‘Leinster have beaten us twice but they have lost two finals’ – Antoine Dupont plots revenge

Antoine Dupont of Toulouse passes the ball

David Kelly

A Champions Cup final for the ages awaits but this morning Toulouse and Leinster are merely pretenders to a throne.

As earthquake rousing dust settles on two raucously uneven contests, satisfaction at their respective passage to the final will combine with the feelings of discomfort in how they arrived there.

It seems apt that for these two sides, who share so much European history, there were such stark similarities to how each of them ultimately negotiated the penultimate hurdle.

Initially, the jaw-dropping domination of a first act, and a star performer in nine wallowing in the spotlight.

On the basis of their first-half displays, nobody could occupy the same sporting dominion as Leinster and Toulouse, except each other; neutrals willed time to accelerate towards a salivating final.

Until, latterly, salvation briefly flirted with two English sides who had spent most of the first-half in the gutter looking at the stars.

As some renowned characters stumbled upon their lines, forgoing expression for repression, frailties prowled the Croke Park and Le Stadium arenas.

Challengers eyed chinks of weakness; champions eventually prevailed by revisiting core strengths.

Enough to celebrate, much more to evaluate.

Leo Cullen, Caelan Doris and Jamison Gibson-Park speaking after Leinster's 20-17 Champions Cup semi-final win over Northampton

“I had the feeling that we wanted to manage more than to play. And that, frankly, we don't know how to do. This is a little lesson for the future.”

Either winning coach could have uttered these words; they derived from Toulouse boss Ugo Mola.

A new script awaits in the final for these formidable sporting actors; the weekend’s fluffed lines consigned to memory.

Leinster drive for five against the team who already have five; Leinster without a title since 2018 but knowing they emphatically had Toulouse’s number in the last two semi-finals, as well as 2019.

“We are one match away from lifting a trophy!” says Antoine Dupont, irrepressible once more as he takes a break from his Olympian goals.

“This is why each of us works every day. For ten months this season, and even several years in fact, this has been our goal.

“We know that it is extremely hard to get there and the last step is certainly the most difficult.

“It will be against an opponent that we know very well and who wants to win as much as we do. It’s twice that Leinster have lost in the final.

“It will be a particular context, for which we must prepare. We know them very well, they know us very well. It's up to us to understand it as best we can to emerge victorious.

“We obviously suspected, when we know the qualities of this team and its appetite for this competition, that Leinster would find themselves in this place. But, for our part, we had to focus on ourselves.

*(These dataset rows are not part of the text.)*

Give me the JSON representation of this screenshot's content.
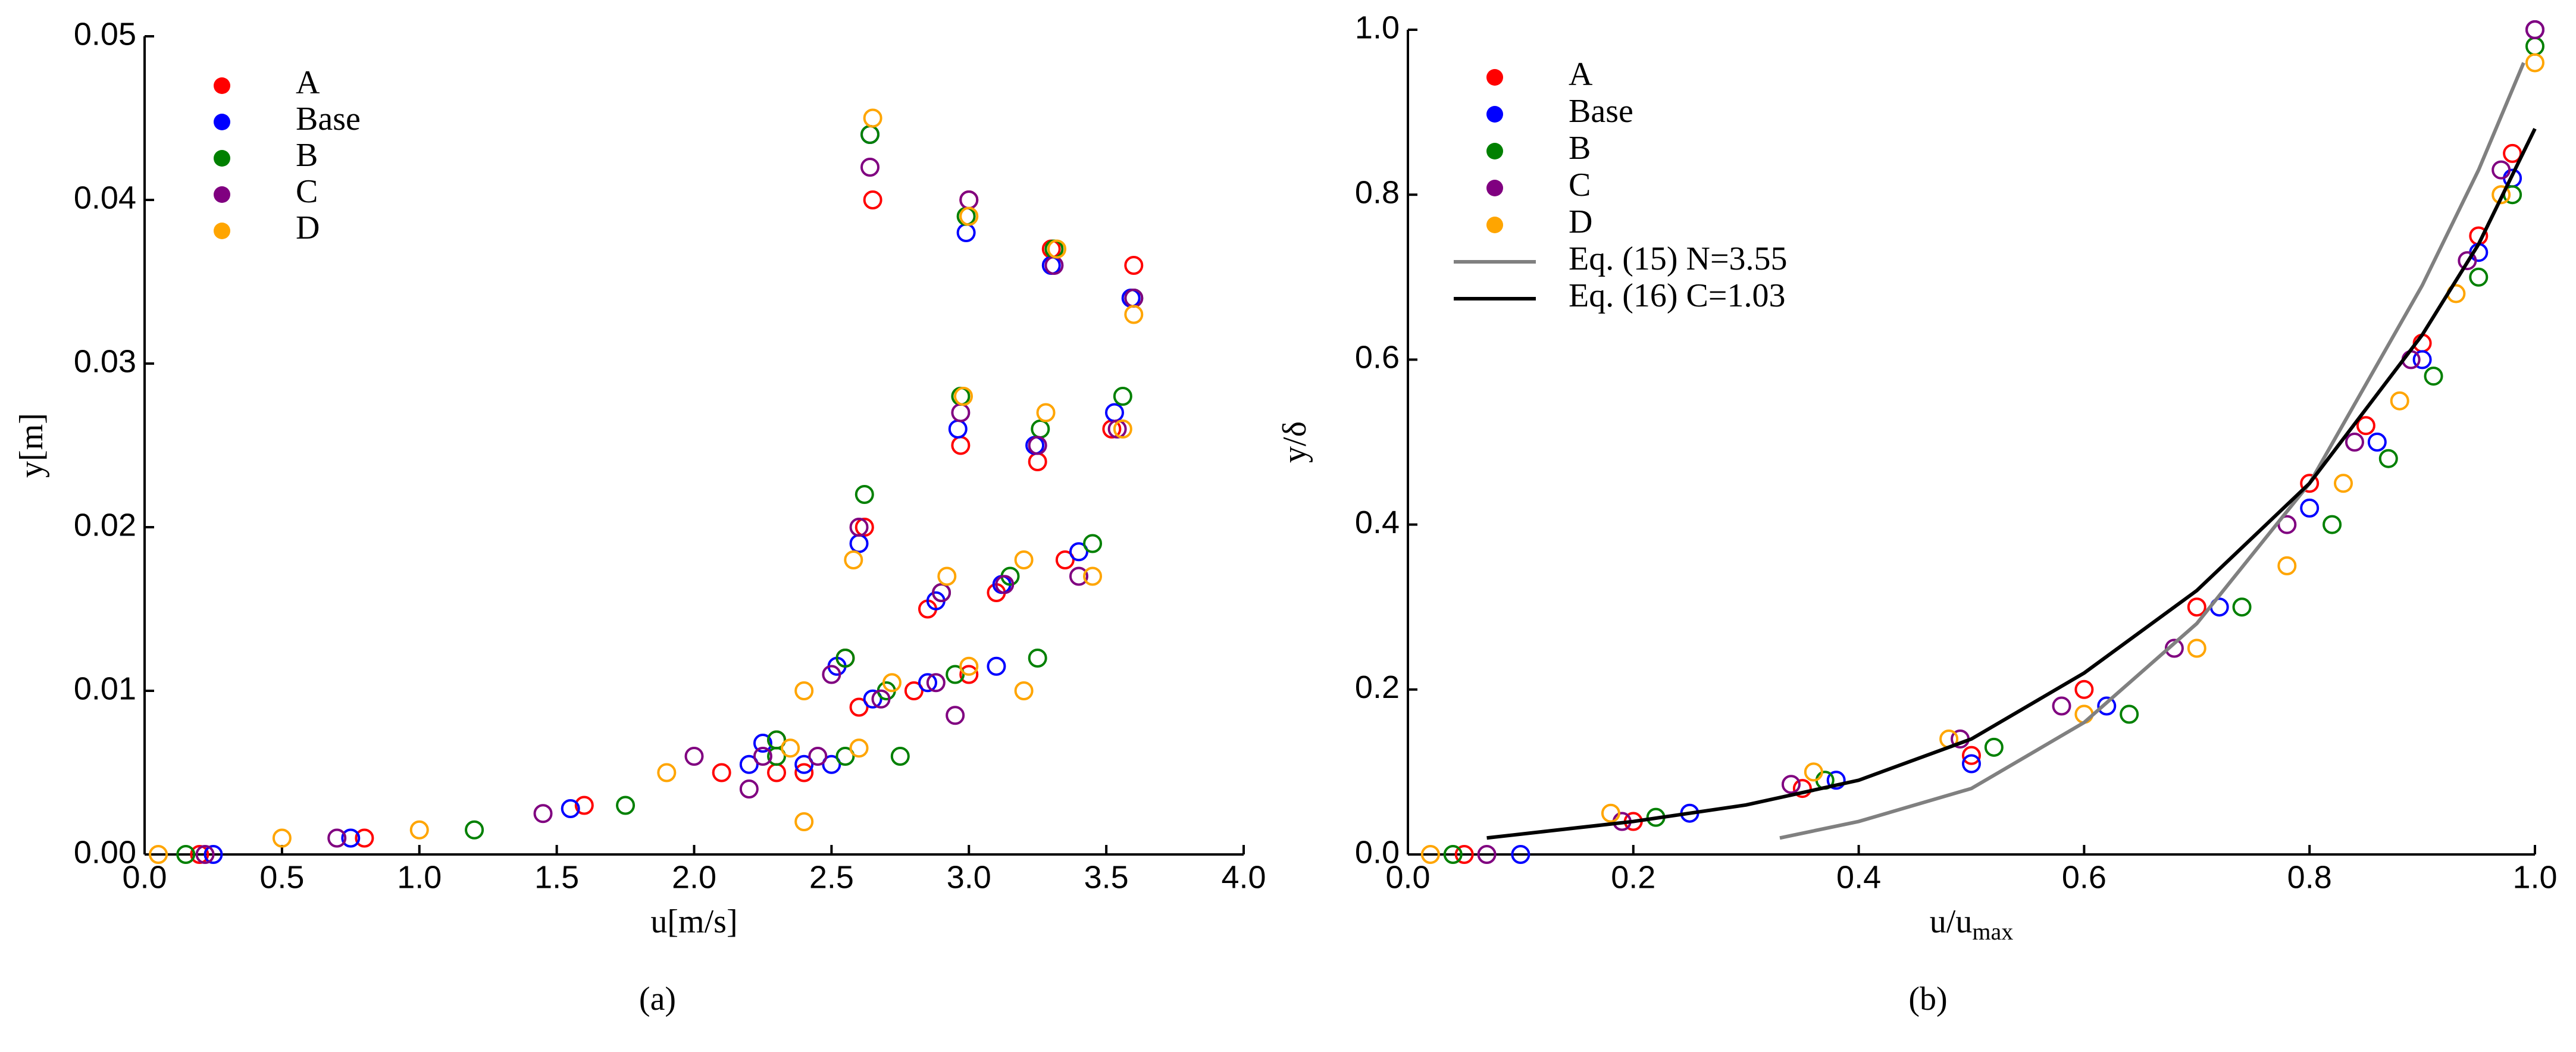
{
  "chart_data": [
    {
      "type": "scatter",
      "label": "(a)",
      "xlabel": "u[m/s]",
      "ylabel": "y[m]",
      "xlim": [
        0,
        4
      ],
      "ylim": [
        0,
        0.05
      ],
      "xticks": [
        {
          "value": 0,
          "label": "0.0"
        },
        {
          "value": 0.5,
          "label": "0.5"
        },
        {
          "value": 1,
          "label": "1.0"
        },
        {
          "value": 1.5,
          "label": "1.5"
        },
        {
          "value": 2,
          "label": "2.0"
        },
        {
          "value": 2.5,
          "label": "2.5"
        },
        {
          "value": 3,
          "label": "3.0"
        },
        {
          "value": 3.5,
          "label": "3.5"
        },
        {
          "value": 4,
          "label": "4.0"
        }
      ],
      "yticks": [
        {
          "value": 0,
          "label": "0.00"
        },
        {
          "value": 0.01,
          "label": "0.01"
        },
        {
          "value": 0.02,
          "label": "0.02"
        },
        {
          "value": 0.03,
          "label": "0.03"
        },
        {
          "value": 0.04,
          "label": "0.04"
        },
        {
          "value": 0.05,
          "label": "0.05"
        }
      ],
      "legend": "upper left",
      "series": [
        {
          "name": "A",
          "color": "#ff0000",
          "x": [
            0.2,
            0.8,
            1.6,
            2.3,
            2.55,
            2.62,
            2.65,
            2.1,
            2.6,
            2.85,
            2.97,
            3.0,
            2.3,
            2.8,
            3.1,
            3.25,
            3.3,
            2.4,
            3.0,
            3.35,
            3.52,
            3.6
          ],
          "values": [
            0,
            0.001,
            0.003,
            0.007,
            0.012,
            0.02,
            0.04,
            0.005,
            0.009,
            0.015,
            0.025,
            0.04,
            0.005,
            0.01,
            0.016,
            0.024,
            0.037,
            0.005,
            0.011,
            0.018,
            0.026,
            0.036
          ]
        },
        {
          "name": "Base",
          "color": "#0000ff",
          "x": [
            0.25,
            0.75,
            1.55,
            2.25,
            2.52,
            2.6,
            2.64,
            2.2,
            2.65,
            2.88,
            2.96,
            2.99,
            2.4,
            2.85,
            3.12,
            3.24,
            3.3,
            2.5,
            3.1,
            3.4,
            3.53,
            3.59
          ],
          "values": [
            0,
            0.001,
            0.0028,
            0.0068,
            0.0115,
            0.019,
            0.044,
            0.0055,
            0.0095,
            0.0155,
            0.026,
            0.038,
            0.0055,
            0.0105,
            0.0165,
            0.025,
            0.036,
            0.0055,
            0.0115,
            0.0185,
            0.027,
            0.034
          ]
        },
        {
          "name": "B",
          "color": "#008000",
          "x": [
            0.15,
            1.2,
            1.75,
            2.3,
            2.55,
            2.62,
            2.64,
            2.3,
            2.7,
            2.9,
            2.97,
            2.99,
            2.55,
            2.95,
            3.15,
            3.26,
            3.31,
            2.75,
            3.25,
            3.45,
            3.56,
            3.6
          ],
          "values": [
            0,
            0.0015,
            0.003,
            0.007,
            0.012,
            0.022,
            0.044,
            0.006,
            0.01,
            0.016,
            0.028,
            0.039,
            0.006,
            0.011,
            0.017,
            0.026,
            0.037,
            0.006,
            0.012,
            0.019,
            0.028,
            0.034
          ]
        },
        {
          "name": "C",
          "color": "#800080",
          "x": [
            0.22,
            0.7,
            1.45,
            2.0,
            2.5,
            2.6,
            2.64,
            2.25,
            2.68,
            2.9,
            2.97,
            3.0,
            2.45,
            2.88,
            3.13,
            3.25,
            3.31,
            2.2,
            2.95,
            3.4,
            3.54,
            3.6
          ],
          "values": [
            0,
            0.001,
            0.0025,
            0.006,
            0.011,
            0.02,
            0.042,
            0.006,
            0.0095,
            0.016,
            0.027,
            0.04,
            0.006,
            0.0105,
            0.0165,
            0.025,
            0.036,
            0.004,
            0.0085,
            0.017,
            0.026,
            0.034
          ]
        },
        {
          "name": "D",
          "color": "#ffa500",
          "x": [
            0.05,
            0.5,
            1.0,
            1.9,
            2.4,
            2.58,
            2.65,
            2.35,
            2.72,
            2.92,
            2.98,
            3.0,
            2.6,
            3.0,
            3.2,
            3.28,
            3.32,
            2.4,
            3.2,
            3.45,
            3.56,
            3.6
          ],
          "values": [
            0,
            0.001,
            0.0015,
            0.005,
            0.01,
            0.018,
            0.045,
            0.0065,
            0.0105,
            0.017,
            0.028,
            0.039,
            0.0065,
            0.0115,
            0.018,
            0.027,
            0.037,
            0.002,
            0.01,
            0.017,
            0.026,
            0.033
          ]
        }
      ]
    },
    {
      "type": "scatter",
      "label": "(b)",
      "xlabel": "u/u",
      "xlabel_sub": "max",
      "ylabel": "y/δ",
      "xlim": [
        0,
        1
      ],
      "ylim": [
        0,
        1
      ],
      "xticks": [
        {
          "value": 0,
          "label": "0.0"
        },
        {
          "value": 0.2,
          "label": "0.2"
        },
        {
          "value": 0.4,
          "label": "0.4"
        },
        {
          "value": 0.6,
          "label": "0.6"
        },
        {
          "value": 0.8,
          "label": "0.8"
        },
        {
          "value": 1,
          "label": "1.0"
        }
      ],
      "yticks": [
        {
          "value": 0,
          "label": "0.0"
        },
        {
          "value": 0.2,
          "label": "0.2"
        },
        {
          "value": 0.4,
          "label": "0.4"
        },
        {
          "value": 0.6,
          "label": "0.6"
        },
        {
          "value": 0.8,
          "label": "0.8"
        },
        {
          "value": 1,
          "label": "1.0"
        }
      ],
      "legend": "upper left",
      "series": [
        {
          "name": "A",
          "color": "#ff0000",
          "x": [
            0.05,
            0.2,
            0.35,
            0.5,
            0.6,
            0.7,
            0.8,
            0.85,
            0.9,
            0.95,
            0.98,
            1.0
          ],
          "values": [
            0,
            0.04,
            0.08,
            0.12,
            0.2,
            0.3,
            0.45,
            0.52,
            0.62,
            0.75,
            0.85,
            1.0
          ]
        },
        {
          "name": "Base",
          "color": "#0000ff",
          "x": [
            0.1,
            0.25,
            0.38,
            0.5,
            0.62,
            0.72,
            0.8,
            0.86,
            0.9,
            0.95,
            0.98,
            1.0
          ],
          "values": [
            0,
            0.05,
            0.09,
            0.11,
            0.18,
            0.3,
            0.42,
            0.5,
            0.6,
            0.73,
            0.82,
            1.0
          ]
        },
        {
          "name": "B",
          "color": "#008000",
          "x": [
            0.04,
            0.22,
            0.37,
            0.52,
            0.64,
            0.74,
            0.82,
            0.87,
            0.91,
            0.95,
            0.98,
            1.0
          ],
          "values": [
            0,
            0.045,
            0.09,
            0.13,
            0.17,
            0.3,
            0.4,
            0.48,
            0.58,
            0.7,
            0.8,
            0.98
          ]
        },
        {
          "name": "C",
          "color": "#800080",
          "x": [
            0.07,
            0.19,
            0.34,
            0.49,
            0.58,
            0.68,
            0.78,
            0.84,
            0.89,
            0.94,
            0.97,
            1.0
          ],
          "values": [
            0,
            0.04,
            0.085,
            0.14,
            0.18,
            0.25,
            0.4,
            0.5,
            0.6,
            0.72,
            0.83,
            1.0
          ]
        },
        {
          "name": "D",
          "color": "#ffa500",
          "x": [
            0.02,
            0.18,
            0.36,
            0.48,
            0.6,
            0.7,
            0.78,
            0.83,
            0.88,
            0.93,
            0.97,
            1.0
          ],
          "values": [
            0,
            0.05,
            0.1,
            0.14,
            0.17,
            0.25,
            0.35,
            0.45,
            0.55,
            0.68,
            0.8,
            0.96
          ]
        },
        {
          "name": "Eq. (15) N=3.55",
          "color": "#808080",
          "kind": "line",
          "x": [
            0.33,
            0.4,
            0.5,
            0.6,
            0.7,
            0.8,
            0.85,
            0.9,
            0.95,
            0.99
          ],
          "values": [
            0.02,
            0.04,
            0.08,
            0.16,
            0.28,
            0.45,
            0.57,
            0.69,
            0.83,
            0.96
          ]
        },
        {
          "name": "Eq. (16) C=1.03",
          "color": "#000000",
          "kind": "line",
          "x": [
            0.07,
            0.2,
            0.3,
            0.4,
            0.5,
            0.6,
            0.7,
            0.8,
            0.9,
            0.95,
            1.0
          ],
          "values": [
            0.02,
            0.04,
            0.06,
            0.09,
            0.14,
            0.22,
            0.32,
            0.45,
            0.63,
            0.74,
            0.88
          ]
        }
      ]
    }
  ]
}
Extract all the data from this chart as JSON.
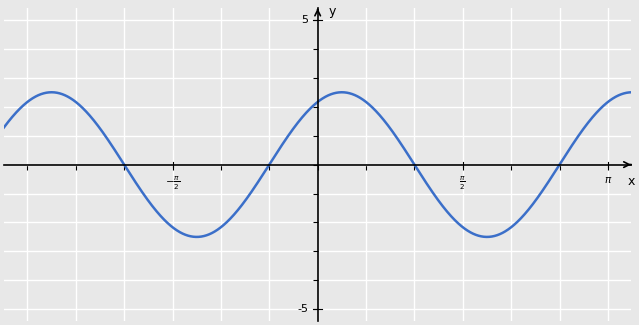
{
  "amplitude": 2.5,
  "B": 2,
  "phase_shift": 0.5235987755982988,
  "x_min": -3.141592653589793,
  "x_max": 3.141592653589793,
  "y_min": -5,
  "y_max": 5,
  "x_ticks": [
    -1.5707963267948966,
    1.5707963267948966,
    3.141592653589793
  ],
  "x_tick_labels": [
    "-π/2",
    "π/2",
    "π"
  ],
  "y_ticks": [
    -5,
    5
  ],
  "y_tick_labels": [
    "-5",
    "5"
  ],
  "line_color": "#3b6fc9",
  "line_width": 1.8,
  "background_color": "#e8e8e8",
  "grid_color": "#ffffff",
  "grid_linewidth": 1.0,
  "title": ""
}
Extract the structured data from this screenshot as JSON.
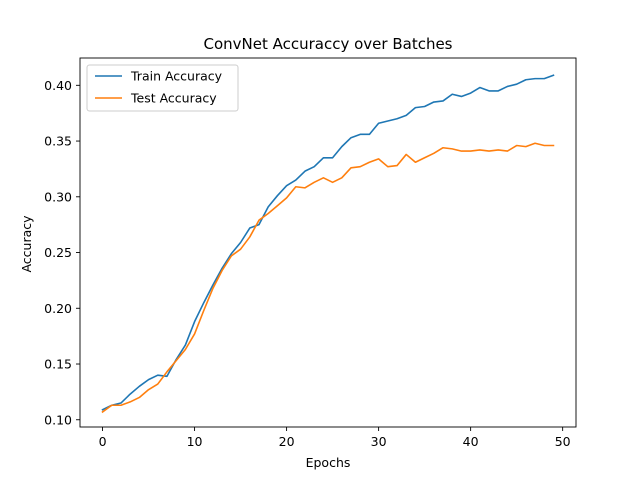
{
  "chart_data": {
    "type": "line",
    "title": "ConvNet Accuraccy over Batches",
    "xlabel": "Epochs",
    "ylabel": "Accuracy",
    "xlim": [
      -2.45,
      51.45
    ],
    "ylim": [
      0.0935,
      0.4245
    ],
    "xticks": [
      0,
      10,
      20,
      30,
      40,
      50
    ],
    "yticks": [
      0.1,
      0.15,
      0.2,
      0.25,
      0.3,
      0.35,
      0.4
    ],
    "ytick_labels": [
      "0.10",
      "0.15",
      "0.20",
      "0.25",
      "0.30",
      "0.35",
      "0.40"
    ],
    "grid": false,
    "legend": "top-left",
    "x": [
      0,
      1,
      2,
      3,
      4,
      5,
      6,
      7,
      8,
      9,
      10,
      11,
      12,
      13,
      14,
      15,
      16,
      17,
      18,
      19,
      20,
      21,
      22,
      23,
      24,
      25,
      26,
      27,
      28,
      29,
      30,
      31,
      32,
      33,
      34,
      35,
      36,
      37,
      38,
      39,
      40,
      41,
      42,
      43,
      44,
      45,
      46,
      47,
      48,
      49
    ],
    "series": [
      {
        "name": "Train Accuracy",
        "color": "#1f77b4",
        "values": [
          0.109,
          0.113,
          0.115,
          0.123,
          0.13,
          0.136,
          0.14,
          0.139,
          0.154,
          0.167,
          0.188,
          0.205,
          0.221,
          0.236,
          0.249,
          0.259,
          0.272,
          0.275,
          0.291,
          0.301,
          0.31,
          0.315,
          0.323,
          0.327,
          0.335,
          0.335,
          0.345,
          0.353,
          0.356,
          0.356,
          0.366,
          0.368,
          0.37,
          0.373,
          0.38,
          0.381,
          0.385,
          0.386,
          0.392,
          0.39,
          0.393,
          0.398,
          0.395,
          0.395,
          0.399,
          0.401,
          0.405,
          0.406,
          0.406,
          0.409
        ]
      },
      {
        "name": "Test Accuracy",
        "color": "#ff7f0e",
        "values": [
          0.107,
          0.113,
          0.113,
          0.116,
          0.12,
          0.127,
          0.132,
          0.143,
          0.153,
          0.163,
          0.177,
          0.198,
          0.218,
          0.234,
          0.247,
          0.253,
          0.264,
          0.279,
          0.285,
          0.292,
          0.299,
          0.309,
          0.308,
          0.313,
          0.317,
          0.313,
          0.317,
          0.326,
          0.327,
          0.331,
          0.334,
          0.327,
          0.328,
          0.338,
          0.331,
          0.335,
          0.339,
          0.344,
          0.343,
          0.341,
          0.341,
          0.342,
          0.341,
          0.342,
          0.341,
          0.346,
          0.345,
          0.348,
          0.346,
          0.346
        ]
      }
    ]
  }
}
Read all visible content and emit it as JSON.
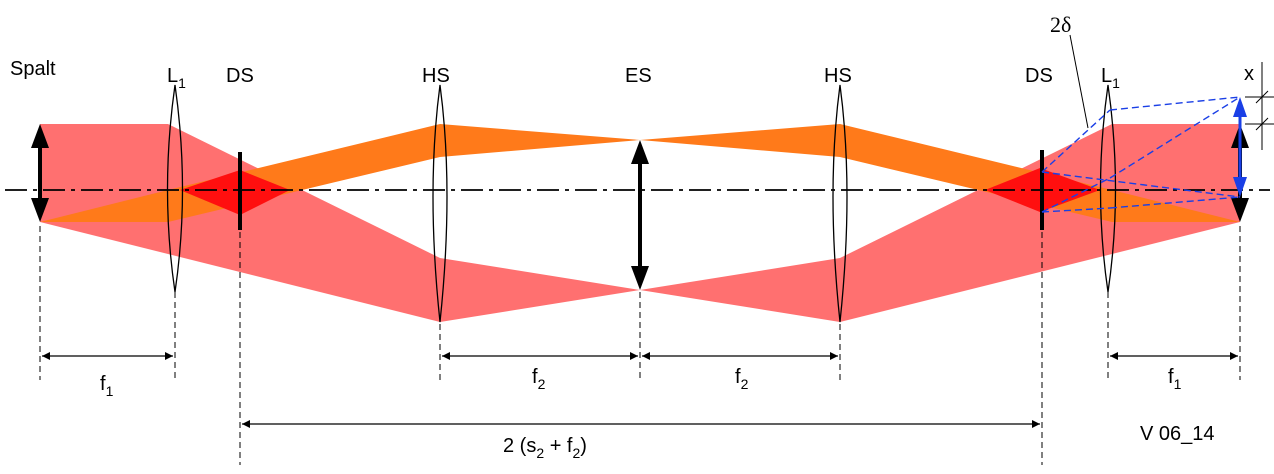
{
  "labels": {
    "spalt": "Spalt",
    "l1_left": "L",
    "l1_left_sub": "1",
    "ds_left": "DS",
    "hs_left": "HS",
    "es": "ES",
    "hs_right": "HS",
    "ds_right": "DS",
    "l1_right": "L",
    "l1_right_sub": "1",
    "two_delta": "2δ",
    "x": "x"
  },
  "dimensions": {
    "f1_left": "f",
    "f1_left_sub": "1",
    "f2_left": "f",
    "f2_left_sub": "2",
    "f2_right": "f",
    "f2_right_sub": "2",
    "f1_right": "f",
    "f1_right_sub": "1",
    "total_pre": "2 (s",
    "total_s_sub": "2",
    "total_mid": " + f",
    "total_f_sub": "2",
    "total_post": ")"
  },
  "figure_id": "V 06_14",
  "colors": {
    "beam_pink": "#ff7070",
    "beam_orange": "#ff7a1a",
    "overlap_red": "#ff0f0f",
    "dashed_blue": "#1a3fe6",
    "arrow_blue": "#1a3fe6"
  }
}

“We were well aware of the objectives set internally and the team put itself in the best position to reach the semi-final. We knew from experience that it was very important to get to the end.

“Now, whoever the opponent is, there is still a final to play. There will be one happy and one disappointed at the end of this meeting. The will is the same on both sides.

“The Leinster players have beaten us twice in the semis in the last two years but they have reached the final twice without winning it. So I don't know who is more unhappy in the story.”

We will soon know the answer.

Both Ugo Mola and Leo Cullen will analyse if the sum of all their parts truly comprise a championship winning 23 after their faltering finales.

Mola hints flatteringly that any changes to his side might be prompted by the Irish opposition who, surely, cannot unfurl the exact same 23 once more.

“I hope that we will have the opportunity to prove again that it is a very good group in any case, perhaps with another composition,” smiled Mola. “We all know that everyone wants to start matches, especially a Champions Cup final. We will have to make choices, explain them and adopt this strategy.

“Opposite us, in Leinster, we will have a coach who, in terms of squad strategy, is a master in the matter.

“(Jacques) Nienaber, during the World Cup, dared and tried different teams in each of his compositions with South Africa from the quarter to the final. Perhaps we will take inspiration from the best.”

Dupont may have glittered – as Jamison Gibson-Park did for Leinster - but Francois Cros was Sunday’s outstanding performer.

His 20 tackles – six dominant – and 12 carries typified the flanker’s ferocious display but may also have contained clues to his side’s second-half vulnerabilities.

“It's great,” he said after the five-time champions booked their London passage.

“It's just a shame to have had this slump at the start of the second-half which almost made us doubt but which is still promising for the future, because we will have to learn from it lessons.

“If we are not able to complete 80 full minutes in the final, it will not be possible to win it.

“I don't know, maybe we were too far ahead, and we relaxed a little. We said to ourselves that we had to continue playing and in the end, we overplayed a little.”